Он очнулся, увидел медленный белый рассвет и дядино небритое, мученическое лицо с открытым ртом. Во сне все переставали притворяться, и видно было, чего им стоила жизнь. Даня неудержимо и беззвучно заплакал, перестав притворяться взрослым, и с облегчением от слез пришел сон.

Глава третья

1

Семнадцатого апреля Остромов встал бодро, да и распогодилось. Как все сенситивы, он сильно зависел от погоды. Давешняя хмурость куда только делась. Подоконник был тесно заставлен всякой дрянью, но с тем большим напором хлестал в форточку лимонный луч. Теща еще похрапывала за лиловой занавеской. Иные старики вскакивают чем свет, спать хочет ленивая юность, а старость чувствует, что скоро выспится, ловит всякое мгновеньице, сидит поутру перед чайником, смотрит в окно, раскладывает пасьянс. Но у тещи не было сил, и она спала. Жена, в сущности, была такая же квашня. Как ее хватило на побег, непостижимо. Верно, опять прислонилась к чужой воле, оплела ее плющом.

Остромов поприседал на правой ноге, потом на левой, уперев руки в твердые бока, радуясь, что коленки не хрустят. Неслышно попрыгал. Для сорока пяти было прекрасно. Противны влажные, жирные люди, не могущие себя блюсти. О какой душевной чистоте говорить тому, в ком нет физической собранности? Прихватив несессер, скользнул в ванную; мимо, по коридору, с важным сопением прошагал соседский второступенник, свинячий нос, уши торчком. Те самые Корытовы. Остромов по системе Зеленского растерся ледяной водой, начав с шеи (пробуждение первой чакры), перейдя на плечи (пятая малая), наконец подставил под струю ступни (там не было чакр, одно кровообращение). Тщательно выбрил кадык и щеки, радуясь остроте золингеновского Robert Klaas’а, счастливо приобретенного у тифлисского армянина: армянин мастерски брил барашка, оставляя потешные бачки, – Остромов во всяком деле ценил артистизм, в коммерции же особенно. Картину всякий напишет художественно, ты бритву продай так, чтобы шевельнулось эстетическое! Из зеркала смотрел свежий, бледно розовый джентльмен, чей вид внушал почтенье и доверье в нужной пропорции: никогда не нужно слишком вызывать на откровенности, заболтают так, что не будешь знать, куда деться.

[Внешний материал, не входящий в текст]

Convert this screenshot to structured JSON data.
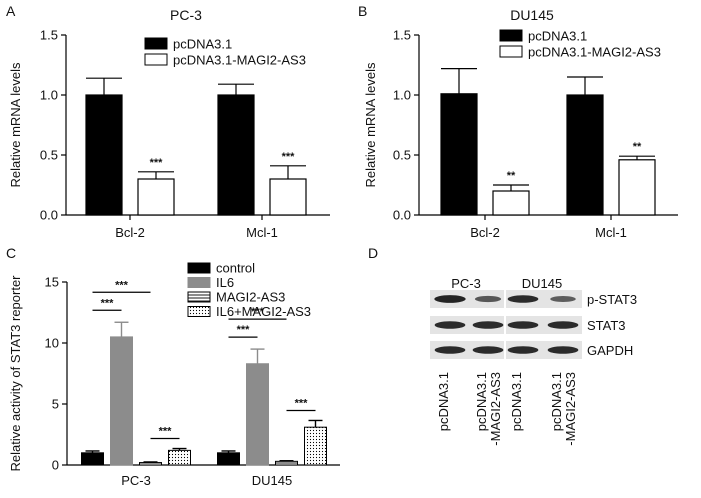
{
  "panels": [
    "A",
    "B",
    "C",
    "D"
  ],
  "chart_data": [
    {
      "id": "A",
      "type": "bar",
      "title": "PC-3",
      "ylabel": "Relative mRNA levels",
      "xlabel": "",
      "ylim": [
        0,
        1.5
      ],
      "yticks": [
        "0.0",
        "0.5",
        "1.0",
        "1.5"
      ],
      "categories": [
        "Bcl-2",
        "Mcl-1"
      ],
      "legend_position": "top",
      "series": [
        {
          "name": "pcDNA3.1",
          "fill": "#000000",
          "values": [
            1.0,
            1.0
          ],
          "errors": [
            0.14,
            0.09
          ],
          "sig": [
            "",
            ""
          ]
        },
        {
          "name": "pcDNA3.1-MAGI2-AS3",
          "fill": "#ffffff",
          "values": [
            0.3,
            0.3
          ],
          "errors": [
            0.06,
            0.11
          ],
          "sig": [
            "***",
            "***"
          ]
        }
      ]
    },
    {
      "id": "B",
      "type": "bar",
      "title": "DU145",
      "ylabel": "Relative mRNA levels",
      "xlabel": "",
      "ylim": [
        0,
        1.5
      ],
      "yticks": [
        "0.0",
        "0.5",
        "1.0",
        "1.5"
      ],
      "categories": [
        "Bcl-2",
        "Mcl-1"
      ],
      "legend_position": "top",
      "series": [
        {
          "name": "pcDNA3.1",
          "fill": "#000000",
          "values": [
            1.01,
            1.0
          ],
          "errors": [
            0.21,
            0.15
          ],
          "sig": [
            "",
            ""
          ]
        },
        {
          "name": "pcDNA3.1-MAGI2-AS3",
          "fill": "#ffffff",
          "values": [
            0.2,
            0.46
          ],
          "errors": [
            0.05,
            0.03
          ],
          "sig": [
            "**",
            "**"
          ]
        }
      ]
    },
    {
      "id": "C",
      "type": "bar",
      "title": "",
      "ylabel": "Relative activity of STAT3 reporter",
      "xlabel": "",
      "ylim": [
        0,
        15
      ],
      "yticks": [
        "0",
        "5",
        "10",
        "15"
      ],
      "categories": [
        "PC-3",
        "DU145"
      ],
      "legend_position": "top-right",
      "series": [
        {
          "name": "control",
          "fill": "#000000",
          "pattern": "solid",
          "values": [
            1.0,
            1.0
          ],
          "errors": [
            0.15,
            0.15
          ]
        },
        {
          "name": "IL6",
          "fill": "#8c8c8c",
          "pattern": "solid",
          "values": [
            10.5,
            8.3
          ],
          "errors": [
            1.2,
            1.2
          ]
        },
        {
          "name": "MAGI2-AS3",
          "fill": "#ffffff",
          "pattern": "hstripes",
          "values": [
            0.2,
            0.3
          ],
          "errors": [
            0.05,
            0.05
          ]
        },
        {
          "name": "IL6+MAGI2-AS3",
          "fill": "#ffffff",
          "pattern": "dots",
          "values": [
            1.2,
            3.1
          ],
          "errors": [
            0.15,
            0.55
          ]
        }
      ],
      "brackets": [
        {
          "category": 0,
          "from": 0,
          "to": 2,
          "label": "***"
        },
        {
          "category": 0,
          "from": 0,
          "to": 1,
          "label": "***"
        },
        {
          "category": 0,
          "from": 2,
          "to": 3,
          "label": "***"
        },
        {
          "category": 1,
          "from": 0,
          "to": 2,
          "label": "***"
        },
        {
          "category": 1,
          "from": 0,
          "to": 1,
          "label": "***"
        },
        {
          "category": 1,
          "from": 2,
          "to": 3,
          "label": "***"
        }
      ]
    }
  ],
  "blot": {
    "groups": [
      "PC-3",
      "DU145"
    ],
    "bands": [
      "p-STAT3",
      "STAT3",
      "GAPDH"
    ],
    "lanes": [
      "pcDNA3.1",
      "pcDNA3.1\n-MAGI2-AS3",
      "pcDNA3.1",
      "pcDNA3.1\n-MAGI2-AS3"
    ],
    "intensities": [
      [
        0.95,
        0.55,
        0.9,
        0.5
      ],
      [
        0.9,
        0.9,
        0.9,
        0.9
      ],
      [
        0.9,
        0.9,
        0.9,
        0.9
      ]
    ]
  }
}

– Дитя мое, – строго сказал Остромов, – доверьтесь мне.

Сказано, однако, было так, чтобы хотелось не довериться, а прислониться, возможно, отдаться.

– Ну, ну, – отечески сказал Остромов. – Без слез. Со слезами мы теряем энергию кундалини.

Сейчас бедная девочка разинет рот, а мы небрежно, легкими касаниями покажем путь, которым энергия кундалини поднимается отсюда вот сюда.

– Я желал бы особенно подчеркнуть, – сказал Остромов внушительно, – что цели нашей, именно нашей ложи никогда не расходились с целями советской власти.

Товарищ Осипов слушал внимательно.

– И потому, – сказал Остромов, подчеркивая второстепенные слова, как всякий, кто желает запутать собеседника, – именно потому – я полагаю – сегодня советская власть могла бы использовать… разумеется, по своему усмотрению…

Осипов насторожился.

– Ту информацию, – поспешил добавить Остромов, – которую охотно предоставила бы наша ложа. При условии, разумеется, что до определенного момента…

В дверь постучали.

– Попрошу вас не отвлекать! – стальным голосом ответил Остромов. За дверью послышалось шарканье: перепуганная Корытова спешила восвояси.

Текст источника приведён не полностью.